After undergoing a detailed analysis of the evidence, Justice Graesser finds that the majority of the mother’s concerns were valid and that, despite correcting his behavior, the father continued to express a cavalier attitude towards the recommendations which suggested that he did not appreciate the associated risks.  However, his Lordship also found that, while the mother better appreciated the risks of Covid-19, she was somewhat hypocritical in failing to meet her own standards by allowing her healthcare worker partner to return to her home without self-isolating for the requisite 14 days.

His Lordship states that if parents are continuing to work during Covid-19 they must commit, at a minimum, to “scrupulous adherence to all AHS recommendations and requirements relating to the workplace.”  He clarifies that this applies to healthcare workers, but that just because a parent is, or lives with, a healthcare worker does not automatically make them a higher risk household.

Ultimately, Justice Graesser dismisses the father’s application but also admonishes the mother for failing to make an application before attempting her “self-help” remedy of withholding the children.  Had the mother been the applicant or made a cross-application instead of attempting the “self-help” remedy of retaining the children, the court’s strong, safety-first language implies that the outcome might have been different.

While the case as a whole is worth a read, overall, SAS suggests that a parent’s attitude towards AHS recommendations (and the other parent), may be just as decisive a factor as their actual adherence to these recommendations.

Justice Graesser’s summary is below:

  1. Parents are expected to address COVID-19 issues and concerns with each other before taking any action (including applying for variations or relief from the Court) to resolve these issues and concerns in good faith and to act reasonably in exploring strategies that will first and foremost ensure the health and safety of their children.
  2. Where face to face access or parenting time presents different risks in the different households, the parties should consider strategies that have the children in the less risky environment but in a manner that maximizes virtual contact between the children and the other parent.
  3. Court orders are meant to be followed.
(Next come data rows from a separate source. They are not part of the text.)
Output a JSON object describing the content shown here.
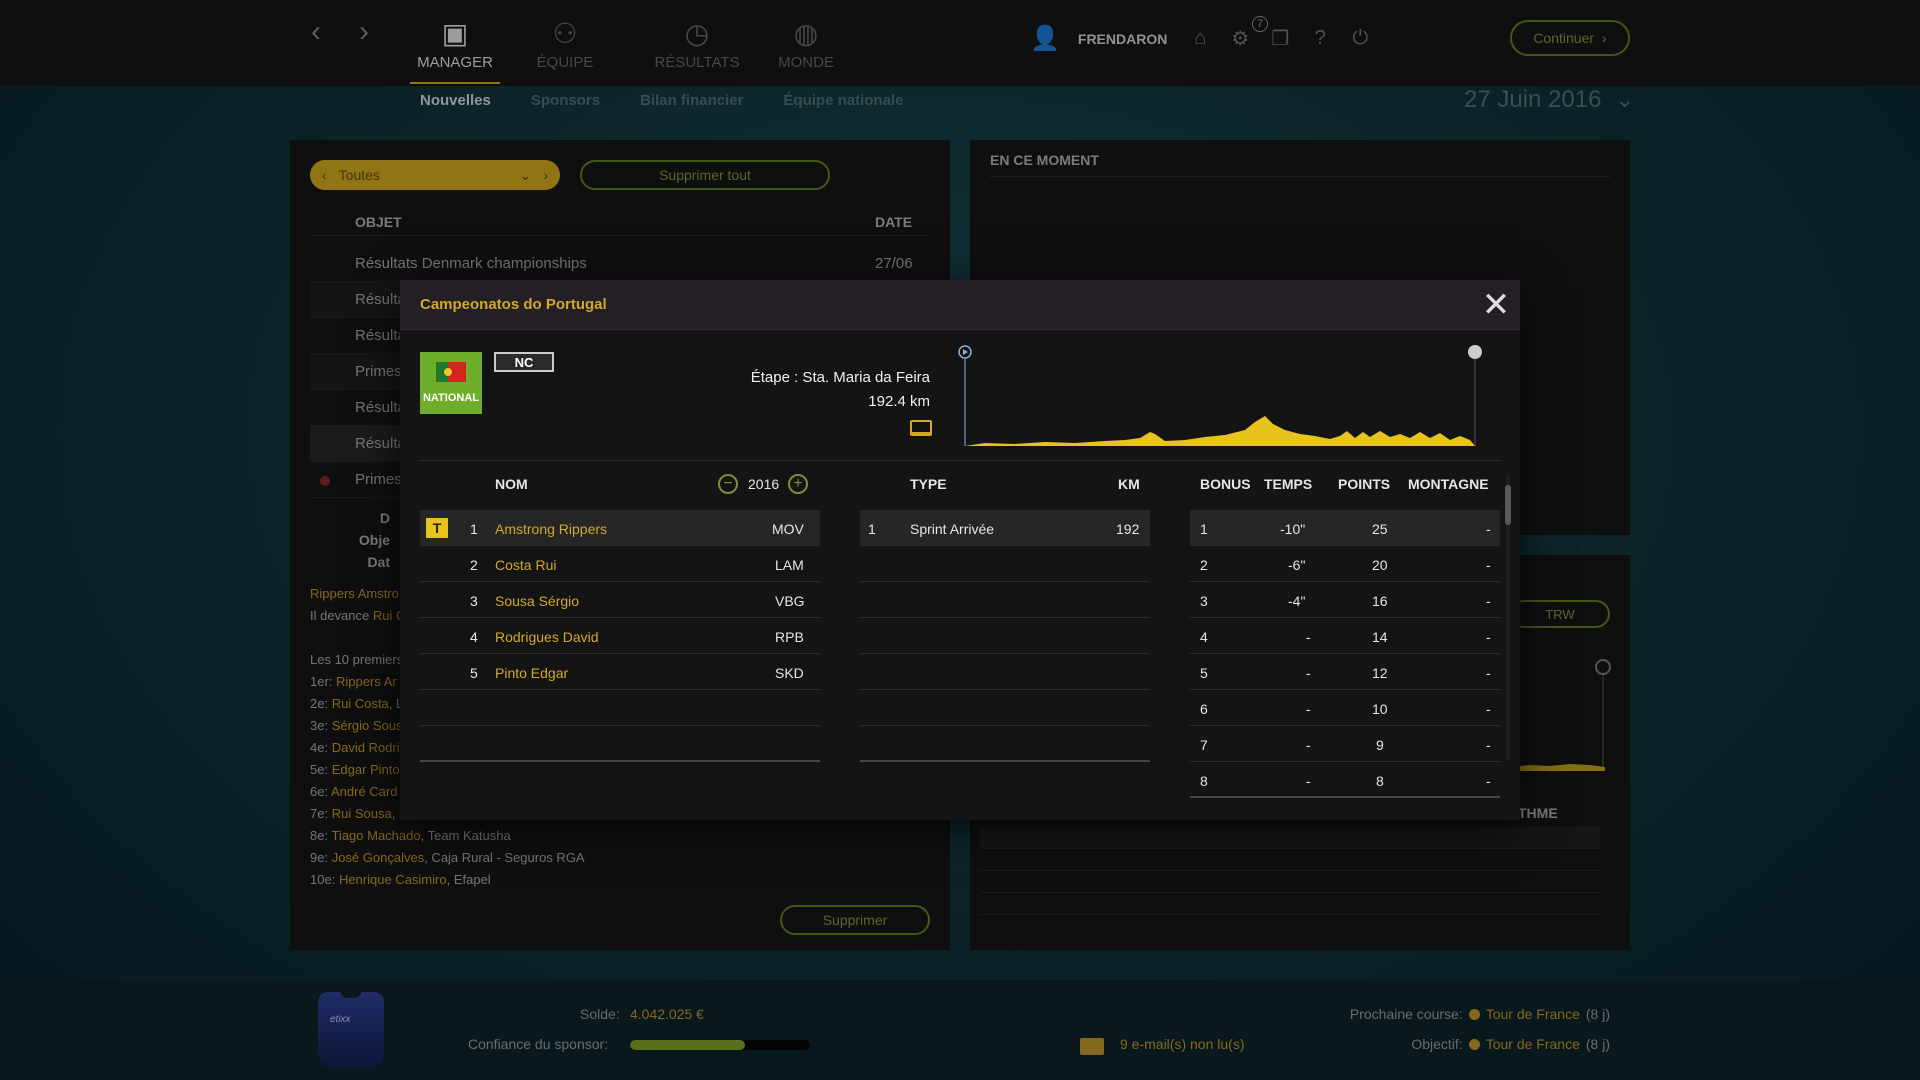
{
  "nav": {
    "main_tabs": [
      {
        "label": "MANAGER",
        "icon": "briefcase-icon"
      },
      {
        "label": "ÉQUIPE",
        "icon": "team-icon"
      },
      {
        "label": "RÉSULTATS",
        "icon": "stopwatch-icon"
      },
      {
        "label": "MONDE",
        "icon": "globe-icon"
      }
    ],
    "sub_tabs": [
      "Nouvelles",
      "Sponsors",
      "Bilan financier",
      "Équipe nationale"
    ],
    "username": "FRENDARON",
    "notif_count": "7",
    "continue_label": "Continuer",
    "date": "27 Juin 2016"
  },
  "news": {
    "filter": "Toutes",
    "delete_all": "Supprimer tout",
    "col_object": "OBJET",
    "col_date": "DATE",
    "rows": [
      {
        "title": "Résultats Denmark championships",
        "date": "27/06"
      },
      {
        "title": "Résulta"
      },
      {
        "title": "Résulta"
      },
      {
        "title": "Primes"
      },
      {
        "title": "Résulta"
      },
      {
        "title": "Résulta"
      },
      {
        "title": "Primes"
      }
    ],
    "detail_labels": [
      "D",
      "Obje",
      "Dat"
    ],
    "body": {
      "line1_name": "Rippers Amstro",
      "line2_prefix": "Il devance ",
      "line2_name": "Rui C",
      "top10_title": "Les 10 premiers",
      "top10": [
        {
          "rank": "1er:",
          "name": "Rippers Ar",
          "team": ""
        },
        {
          "rank": "2e:",
          "name": "Rui Costa",
          "team": ", L"
        },
        {
          "rank": "3e:",
          "name": "Sérgio Sous",
          "team": ""
        },
        {
          "rank": "4e:",
          "name": "David Rodri",
          "team": ""
        },
        {
          "rank": "5e:",
          "name": "Edgar Pinto",
          "team": ""
        },
        {
          "rank": "6e:",
          "name": "André Card",
          "team": ""
        },
        {
          "rank": "7e:",
          "name": "Rui Sousa",
          "team": ", R"
        },
        {
          "rank": "8e:",
          "name": "Tiago Machado",
          "team": ", Team Katusha"
        },
        {
          "rank": "9e:",
          "name": "José Gonçalves",
          "team": ", Caja Rural - Seguros RGA"
        },
        {
          "rank": "10e:",
          "name": "Henrique Casimiro",
          "team": ", Efapel"
        }
      ]
    },
    "delete_label": "Supprimer"
  },
  "right": {
    "moment_title": "EN CE MOMENT",
    "trw_label": "TRW",
    "rythme_label": "THME"
  },
  "modal": {
    "title": "Campeonatos do Portugal",
    "flag_label": "NATIONAL",
    "badge": "NC",
    "stage": "Étape : Sta. Maria da Feira",
    "distance": "192.4 km",
    "year": "2016",
    "riders_header": "NOM",
    "riders": [
      {
        "rank": "1",
        "name": "Amstrong Rippers",
        "team": "MOV",
        "badge": "T"
      },
      {
        "rank": "2",
        "name": "Costa Rui",
        "team": "LAM"
      },
      {
        "rank": "3",
        "name": "Sousa Sérgio",
        "team": "VBG"
      },
      {
        "rank": "4",
        "name": "Rodrigues David",
        "team": "RPB"
      },
      {
        "rank": "5",
        "name": "Pinto Edgar",
        "team": "SKD"
      }
    ],
    "type_headers": {
      "type": "TYPE",
      "km": "KM"
    },
    "sprints": [
      {
        "n": "1",
        "type": "Sprint Arrivée",
        "km": "192"
      }
    ],
    "bonus_headers": {
      "bonus": "BONUS",
      "temps": "TEMPS",
      "points": "POINTS",
      "montagne": "MONTAGNE"
    },
    "bonus_rows": [
      {
        "b": "1",
        "t": "-10\"",
        "p": "25",
        "m": "-"
      },
      {
        "b": "2",
        "t": "-6\"",
        "p": "20",
        "m": "-"
      },
      {
        "b": "3",
        "t": "-4\"",
        "p": "16",
        "m": "-"
      },
      {
        "b": "4",
        "t": "-",
        "p": "14",
        "m": "-"
      },
      {
        "b": "5",
        "t": "-",
        "p": "12",
        "m": "-"
      },
      {
        "b": "6",
        "t": "-",
        "p": "10",
        "m": "-"
      },
      {
        "b": "7",
        "t": "-",
        "p": "9",
        "m": "-"
      },
      {
        "b": "8",
        "t": "-",
        "p": "8",
        "m": "-"
      }
    ],
    "profile_color": "#e7c31c"
  },
  "footer": {
    "solde_label": "Solde:",
    "solde_value": "4.042.025 €",
    "confidence_label": "Confiance du sponsor:",
    "confidence_level": 0.64,
    "emails": "9 e-mail(s) non lu(s)",
    "next_race_label": "Prochaine course:",
    "next_race": "Tour de France",
    "next_race_days": "(8 j)",
    "objective_label": "Objectif:",
    "objective_race": "Tour de France",
    "objective_days": "(8 j)",
    "jersey_text": "etixx"
  }
}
There should be no unilateral withholding of access or parenting time except in true emergency situations as described above where there is imminent risk to a child’s health or safety;
  4. Whether under the Divorce Act or the Family Law Act, varying existing court orders requires a change in circumstances and will be determined on the basis of the best interests of the child or children. COVID-19 is not an automatic change in circumstances; the party seeking a variation must establish that their family circumstances have been impacted in a way that warrants a temporary change in the order;
  5. The burden or onus of proof is on the parent seeking a change in the status quo or the existing court-ordered parenting. It is not satisfied by suspicion or speculation, but as with any matter involving circumstantial evidence, it may be satisfied by logical and reasonable inferences from conduct;
  6. If an application cannot be made because of the urgency of the situation, an application by the defaulting party must be made as soon as possible after learning of the emergency;
  7. Applications based on speculation, mistrust, or fear without credible evidence of material non-compliance posing unacceptable risks to the children are unlikely to get permission to proceed as an emergency application, let alone be successful; and
  8. Respondents must be prepared to unequivocally commit that he or she will meticulously comply with all COVID-19 safety measures; and
  9. Non-compliant parents can expect no second chances.